If they are not compatible, a ValueError
is raised.
a = np.arange(3)
b = np.arange(2)
a + b
---------------------------------------------------------------------------
ValueError Traceback (most recent call last)
<ipython-input-68-d99fc880d022> in <module>
1 a = np.arange(3)
2 b = np.arange(2)
----> 3 a + b
ValueError: operands could not be broadcast together with shapes (3,) (2,)
Most unary operators (operators which have only one argument) are implemented as a method of the ndarray class.
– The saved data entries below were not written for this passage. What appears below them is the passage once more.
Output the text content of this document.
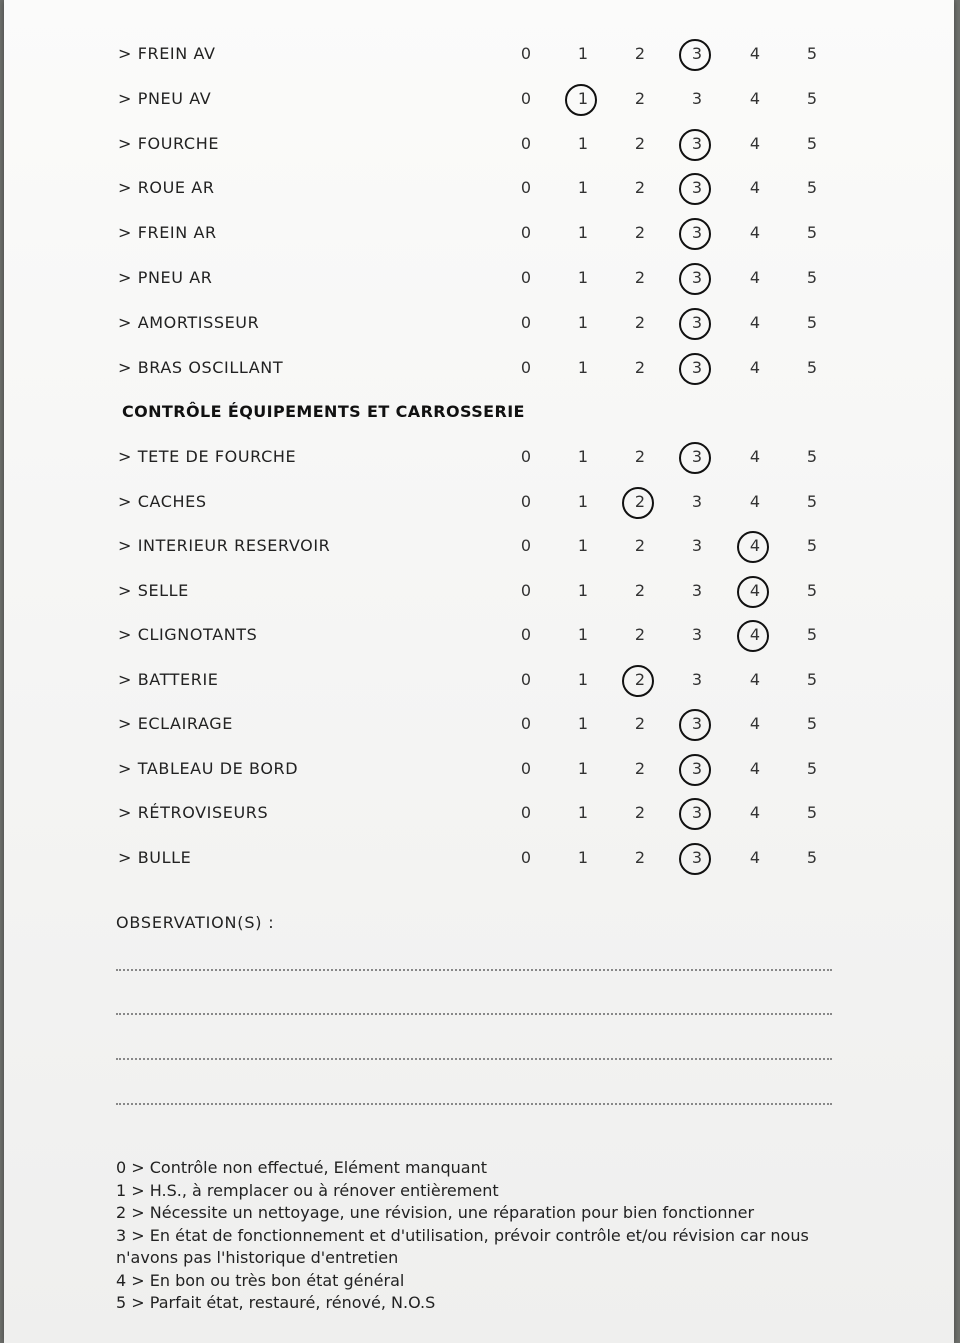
> FREIN AV	0	1	2	3	4	5
> PNEU AV	0	1	2	3	4	5
> FOURCHE	0	1	2	3	4	5
> ROUE AR	0	1	2	3	4	5
> FREIN AR	0	1	2	3	4	5
> PNEU AR	0	1	2	3	4	5
> AMORTISSEUR	0	1	2	3	4	5
> BRAS OSCILLANT	0	1	2	3	4	5
CONTRÔLE ÉQUIPEMENTS ET CARROSSERIE
> TETE DE FOURCHE	0	1	2	3	4	5
> CACHES	0	1	2	3	4	5
> INTERIEUR RESERVOIR	0	1	2	3	4	5
> SELLE	0	1	2	3	4	5
> CLIGNOTANTS	0	1	2	3	4	5
> BATTERIE	0	1	2	3	4	5
> ECLAIRAGE	0	1	2	3	4	5
> TABLEAU DE BORD	0	1	2	3	4	5
> RÉTROVISEURS	0	1	2	3	4	5
> BULLE	0	1	2	3	4	5
OBSERVATION(S) :
0 > Contrôle non effectué, Elément manquant
1 > H.S., à remplacer ou à rénover entièrement
2 > Nécessite un nettoyage, une révision, une réparation pour bien fonctionner
3 > En état de fonctionnement et d'utilisation, prévoir contrôle et/ou révision car nous
n'avons pas l'historique d'entretien
4 > En bon ou très bon état général
5 > Parfait état, restauré, rénové, N.O.S
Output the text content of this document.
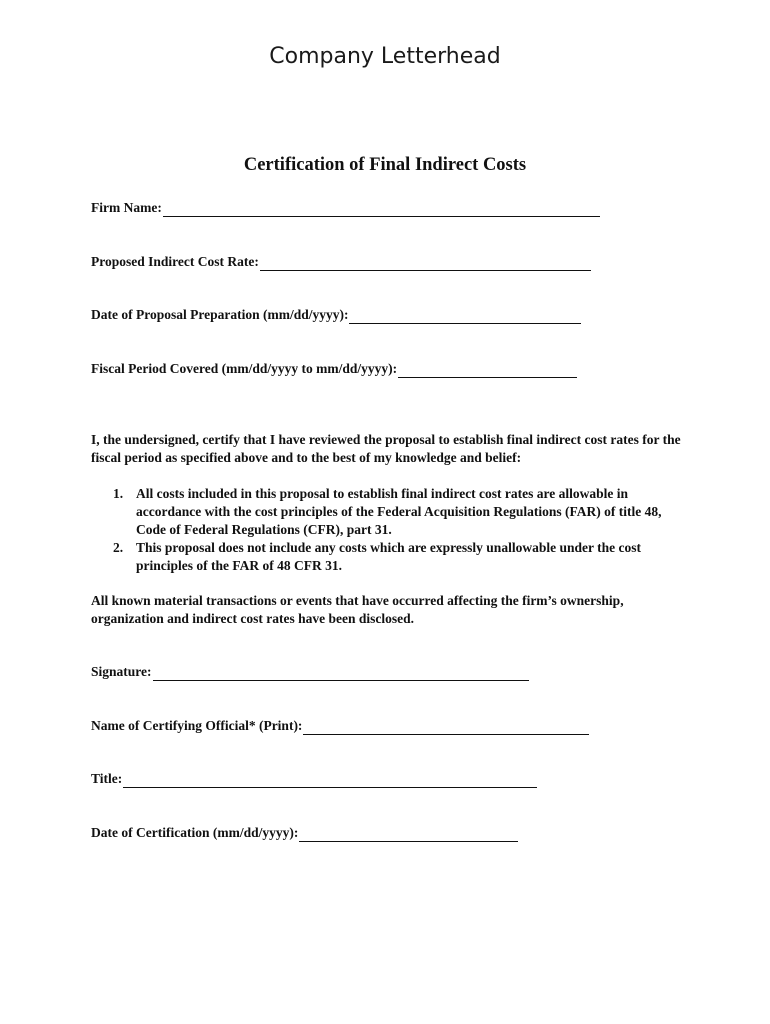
Company Letterhead
Certification of Final Indirect Costs
Firm Name:
Proposed Indirect Cost Rate:
Date of Proposal Preparation (mm/dd/yyyy):
Fiscal Period Covered (mm/dd/yyyy to mm/dd/yyyy):
I, the undersigned, certify that I have reviewed the proposal to establish final indirect cost rates for the fiscal period as specified above and to the best of my knowledge and belief:
1. All costs included in this proposal to establish final indirect cost rates are allowable in accordance with the cost principles of the Federal Acquisition Regulations (FAR) of title 48, Code of Federal Regulations (CFR), part 31.
2. This proposal does not include any costs which are expressly unallowable under the cost principles of the FAR of 48 CFR 31.
All known material transactions or events that have occurred affecting the firm’s ownership, organization and indirect cost rates have been disclosed.
Signature:
Name of Certifying Official* (Print):
Title:
Date of Certification (mm/dd/yyyy):
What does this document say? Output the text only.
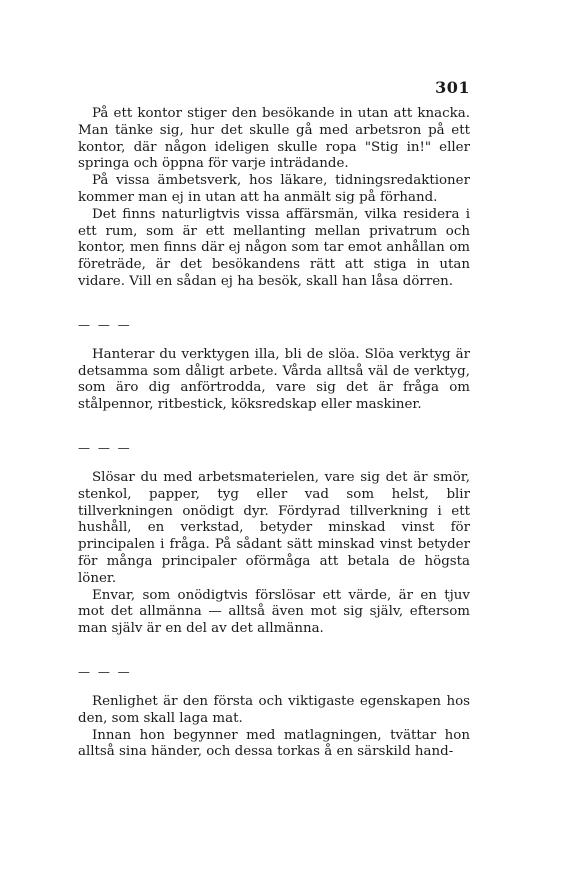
301

På ett kontor stiger den besökande in utan att knacka. Man tänke sig, hur det skulle gå med arbetsron på ett kontor, där någon ideligen skulle ropa "Stig in!" eller springa och öppna för varje inträdande.

På vissa ämbetsverk, hos läkare, tidningsredaktioner kommer man ej in utan att ha anmält sig på förhand.

Det finns naturligtvis vissa affärsmän, vilka residera i ett rum, som är ett mellanting mellan privatrum och kontor, men finns där ej någon som tar emot anhållan om företräde, är det besökandens rätt att stiga in utan vidare. Vill en sådan ej ha besök, skall han låsa dörren.

— — —

Hanterar du verktygen illa, bli de slöa. Slöa verktyg är detsamma som dåligt arbete. Vårda alltså väl de verktyg, som äro dig anförtrodda, vare sig det är fråga om stålpennor, ritbestick, köksredskap eller maskiner.

— — —

Slösar du med arbetsmaterielen, vare sig det är smör, stenkol, papper, tyg eller vad som helst, blir tillverkningen onödigt dyr. Fördyrad tillverkning i ett hushåll, en verkstad, betyder minskad vinst för principalen i fråga. På sådant sätt minskad vinst betyder för många principaler oförmåga att betala de högsta löner.

Envar, som onödigtvis förslösar ett värde, är en tjuv mot det allmänna — alltså även mot sig själv, eftersom man själv är en del av det allmänna.

— — —

Renlighet är den första och viktigaste egenskapen hos den, som skall laga mat.

Innan hon begynner med matlagningen, tvättar hon alltså sina händer, och dessa torkas å en särskild hand-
In many cases it is possible to apply the operators along one or more specific axis via the axis
keyword.
a = np.array([[1, 2], [3, 4], [5, 6]])
print(a)
[[1 2]
[3 4]
[5 6]]
# sum of all elements
print(a.sum())
21
# sum along the first dimension
print(a.sum(axis=0))
[ 9 12]
# global minimum
print(a.min())
1
# global maximum
print(a.max())
6
# mean
print(a.mean())
3.5
# cummultative sum along the second dimension
print(a.cumsum(axis=1))
[[ 1 3]
[ 3 7]
[ 5 11]]
# dot product (actually a binary operator)
b = np.arange(2)
print(a.dot(b), np.dot(a, b))
[2 4 6] [2 4 6]
Masked arrays¶
MaskedArray is a subclass of ndarray.
It extends the ndarray class by the possibility to mask elements. These are neglected in most of the computations.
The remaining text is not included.